Par solidarité, les salariés de Mannheim se
sont mobilisés. Les syndicats ont obtenu des
garanties d’emploi jusqu’en 2016 et l’abandon
du projet de délocalisation vers la Pologne.
Seulement 160 à 250 postes disparaîtront avec
des départs volontaires et en retraite d’ici là.
Nous partons discrètement, laissant
derrière nous, le symbole d’une aventure industrielle qui voulait durer, l’enseigne BBC
gravée dans la pierre sur le porche de l’entrée
historique.
•
Témoignage
"L'entreprise
paresse en attendant
le déluge"
Hans Müller a 35 ans de maison et travaille
comme tourneur dans une unité de production.
J’étais en burn out l’an dernier. À l’époque, j’ai
alerté les représentants du personnel, et je suis
allé voir un psychiatre sans le dire à l’entreprise.
Avec le chômage partiel, la pression est plus
forte et le travail plus intensif.

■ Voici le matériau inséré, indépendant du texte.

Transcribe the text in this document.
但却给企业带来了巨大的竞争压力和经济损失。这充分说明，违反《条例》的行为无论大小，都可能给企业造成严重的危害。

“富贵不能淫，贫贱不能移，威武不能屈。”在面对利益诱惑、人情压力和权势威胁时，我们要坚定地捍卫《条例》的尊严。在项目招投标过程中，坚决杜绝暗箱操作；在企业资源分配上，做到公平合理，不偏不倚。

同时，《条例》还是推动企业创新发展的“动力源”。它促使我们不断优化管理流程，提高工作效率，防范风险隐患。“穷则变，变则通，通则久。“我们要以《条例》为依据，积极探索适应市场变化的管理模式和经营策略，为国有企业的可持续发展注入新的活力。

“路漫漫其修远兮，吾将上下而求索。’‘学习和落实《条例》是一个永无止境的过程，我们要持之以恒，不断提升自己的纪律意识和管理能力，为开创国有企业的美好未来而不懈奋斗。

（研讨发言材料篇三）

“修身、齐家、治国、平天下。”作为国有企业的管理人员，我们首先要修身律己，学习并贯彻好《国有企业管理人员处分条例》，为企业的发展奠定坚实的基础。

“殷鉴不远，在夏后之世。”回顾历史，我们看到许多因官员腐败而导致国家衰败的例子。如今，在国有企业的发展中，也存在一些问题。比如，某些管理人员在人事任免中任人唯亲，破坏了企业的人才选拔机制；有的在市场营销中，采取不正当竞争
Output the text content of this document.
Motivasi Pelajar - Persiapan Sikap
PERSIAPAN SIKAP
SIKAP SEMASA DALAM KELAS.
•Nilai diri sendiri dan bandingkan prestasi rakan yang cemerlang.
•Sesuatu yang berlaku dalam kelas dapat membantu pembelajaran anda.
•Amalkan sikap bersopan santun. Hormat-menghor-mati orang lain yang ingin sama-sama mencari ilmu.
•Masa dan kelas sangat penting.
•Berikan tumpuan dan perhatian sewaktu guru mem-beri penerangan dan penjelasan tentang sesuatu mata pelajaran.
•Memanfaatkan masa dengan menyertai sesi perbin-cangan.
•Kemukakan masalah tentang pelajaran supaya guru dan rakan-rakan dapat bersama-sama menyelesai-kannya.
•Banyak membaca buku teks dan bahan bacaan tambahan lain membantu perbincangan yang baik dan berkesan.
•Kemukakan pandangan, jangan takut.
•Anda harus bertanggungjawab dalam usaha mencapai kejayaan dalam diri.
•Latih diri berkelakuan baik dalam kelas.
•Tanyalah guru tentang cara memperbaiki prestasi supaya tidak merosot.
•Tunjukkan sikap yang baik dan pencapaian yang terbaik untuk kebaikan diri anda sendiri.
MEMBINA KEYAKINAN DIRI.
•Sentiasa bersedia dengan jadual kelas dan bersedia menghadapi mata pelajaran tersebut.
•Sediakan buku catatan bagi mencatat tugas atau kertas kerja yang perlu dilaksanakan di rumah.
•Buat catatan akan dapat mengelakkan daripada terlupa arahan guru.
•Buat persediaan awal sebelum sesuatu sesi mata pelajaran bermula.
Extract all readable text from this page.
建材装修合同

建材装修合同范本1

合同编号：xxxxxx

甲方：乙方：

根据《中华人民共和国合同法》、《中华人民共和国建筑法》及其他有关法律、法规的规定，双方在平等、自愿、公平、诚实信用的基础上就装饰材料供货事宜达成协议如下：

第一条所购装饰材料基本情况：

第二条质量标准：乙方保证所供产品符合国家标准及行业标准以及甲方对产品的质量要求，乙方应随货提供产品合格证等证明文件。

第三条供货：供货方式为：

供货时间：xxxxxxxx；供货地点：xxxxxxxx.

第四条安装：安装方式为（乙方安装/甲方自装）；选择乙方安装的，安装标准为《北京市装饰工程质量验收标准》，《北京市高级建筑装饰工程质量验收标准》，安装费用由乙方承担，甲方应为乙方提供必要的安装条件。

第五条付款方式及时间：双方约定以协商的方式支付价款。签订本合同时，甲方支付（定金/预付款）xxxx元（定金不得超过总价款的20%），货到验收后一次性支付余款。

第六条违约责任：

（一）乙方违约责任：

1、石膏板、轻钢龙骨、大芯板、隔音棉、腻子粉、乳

L’an dernier, j’ai
fait 93 jours de chômage partiel et cette année
ce sera le double. On est moins bien payé,
même si l’entreprise verse une compensation.
Je ne peux pas m’absenter deux jours ou partir
un peu en vacances, car Alstom peut m’appeler
à tout instant. S’il faut honorer une commande,
je me présente illico et on fait la pièce le plus
vite possible. On a peur de faire une erreur qui
retarderait la livraison, surtout que les délais
de fabrication ne sont pas tenables, donc la
qualité est mise en jeu. C’est très pénible.
Je suis à la fois épuisé, en colère et un peu résigné quand je vois l’état actuel du marché.
Ça repart pour tout le monde, sauf pour nous.
Avec le chômage partiel, l’entreprise fait plus de
profit, sans traiter les causes de la baisse d’activité en cherchant des nouveaux produits ou de
nouveaux marchés. Elle paresse en attendant le
déluge. C’est malheureux, car j’ai commencé ici
en 1976, et il me reste cinq ans à travailler.